First, the legal ambiguity. The relevant provision is Section 4003, “Emergency Relief and Taxpayer Protections.” That provision permits the Secretary of the Treasury “to make loans, loan guarantees, and other investments in support of eligible businesses, States, and municipalities that do not, in aggregate, exceed” $500 billion.  There are restrictions, though, and they are fast-evolving, gelling on a conception that this $500 billion fund will be administered jointly by the Fed and Treasury. In Section 4003(b), Congress outlines how the loans will be made. There are strings attached, in other words, including $50 billion for airlines, $8 billion for cargo air carriers, and more. The biggest slug of financing—$425 billion, plus anything not used from the other $75 billion—“shall be available to make loans, loan guarantees to, and other investments in, programs or facilities established by the Board of Governors of the Federal Reserve System for the purpose of providing liquidity to the financial system that supports lending to eligible businesses, States, or municipalities”.

            In the restrictive “terms and conditions” section of the statute, however—Section 4003(c)(3)—the statute, under the heading “Federal Reserve Programs or Facilities,” outlines more restrictions. The ambiguity arises in these two different descriptors. In the first, it supports “programs” or “facilities established” by the Fed. That might also be read as “programs or facilities established” by the Fed. Given the heading “Federal Reserve Programs or Facilities” used elsewhere, the proposed language probably envisions the second reading. It should be made consistent throughout–one reading would create a Treasury slush fund and the other a Treasury-Fed partnership.

Second, the policy choices. There are two policy choices that I think are problematic. First, the statute restricts use of the Treasury’s funds to “loans, loan guarantees to, and other investments in” the Fed facilities (if, again, the Fed’s facilities are the target). This is a big restriction and makes the Treasury the reactive entity to the Fed’s establishment of lending facilities. An alternative approach would be to write that these loans, guarantees, and investments be “part of” Fed facilities. This would preserve some freedom of movement that wouldn’t lock in the 2008 model–which, so far, is the 2020 model–of creating a facility by the Fed to target an asset class (which would then, new in 2020, have Treasury come along for part of the ride). I think preserving more flexibility to have the Treasury create and the Fed support new programs is a better one.
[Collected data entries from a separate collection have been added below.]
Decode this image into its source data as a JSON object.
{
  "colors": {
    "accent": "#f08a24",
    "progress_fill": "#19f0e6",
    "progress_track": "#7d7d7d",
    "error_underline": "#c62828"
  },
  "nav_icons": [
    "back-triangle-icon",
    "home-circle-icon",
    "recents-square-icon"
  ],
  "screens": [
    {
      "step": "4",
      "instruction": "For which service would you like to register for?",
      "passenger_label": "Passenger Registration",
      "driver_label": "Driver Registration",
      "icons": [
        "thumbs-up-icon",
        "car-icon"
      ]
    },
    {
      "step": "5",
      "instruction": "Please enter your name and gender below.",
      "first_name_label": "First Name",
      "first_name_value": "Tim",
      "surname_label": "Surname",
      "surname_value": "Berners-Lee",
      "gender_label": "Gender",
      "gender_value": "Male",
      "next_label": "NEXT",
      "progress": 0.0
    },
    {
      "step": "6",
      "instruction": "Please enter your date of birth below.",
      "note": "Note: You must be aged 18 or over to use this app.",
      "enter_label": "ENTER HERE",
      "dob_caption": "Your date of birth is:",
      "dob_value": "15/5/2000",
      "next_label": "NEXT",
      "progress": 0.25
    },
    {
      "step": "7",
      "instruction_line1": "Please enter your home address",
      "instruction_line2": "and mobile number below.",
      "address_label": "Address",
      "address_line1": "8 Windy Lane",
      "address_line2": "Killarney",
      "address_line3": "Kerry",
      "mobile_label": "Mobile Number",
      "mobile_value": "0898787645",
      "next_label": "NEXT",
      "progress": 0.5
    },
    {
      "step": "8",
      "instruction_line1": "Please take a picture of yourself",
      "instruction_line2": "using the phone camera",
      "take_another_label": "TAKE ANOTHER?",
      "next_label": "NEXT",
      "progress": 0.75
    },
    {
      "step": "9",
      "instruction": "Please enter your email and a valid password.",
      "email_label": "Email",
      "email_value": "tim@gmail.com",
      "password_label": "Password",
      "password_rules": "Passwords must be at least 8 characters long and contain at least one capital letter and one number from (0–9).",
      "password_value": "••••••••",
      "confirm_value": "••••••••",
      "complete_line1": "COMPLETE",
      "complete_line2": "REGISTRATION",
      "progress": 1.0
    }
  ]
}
A second policy choice is the provision in 4003(c)(3)(B) that states simply that “the principal amount of any obligation issued by an eligible [entity] under a [Fed facility] shall not be reduced through loan forgiveness.” I think this is a mistake. There is zero moral hazard in this crisis. The indebtedness that these businesses, states, and municipalities are incurring is not likely to be fully made up or amoritized for a very, very long time. The reason to take on debt through Fed facilities is to weather this storm and soften the massive blow that the cessation of all physical contact has meant to the macroeconomy. Treasury and Fed should have the authority, together, to forgive these loans in a principled way after the dust settles.

Third, administrative procedure. There is so much left to be determined, including on the nature of these facilities and what will become of them. We need more guidance from the Fed and Treasury than we are getting, including especially on how this newly envisioned Treasury-Fed Accord will be structured. Because to be very clear, we haven’t seen anything like this before, with such substantial participation in emergency lending by both Treasury and Fed.

I think it’s a very useful innovation. But we need to know a lot more about it. Congress should add to Section 4003 a requirement that Treasury and the Fed issue guidance to establish broad principles about how these funds will be deployed. They can update that guidance; it need not be subject to notice and comment. But this should not be deployed ad hoc.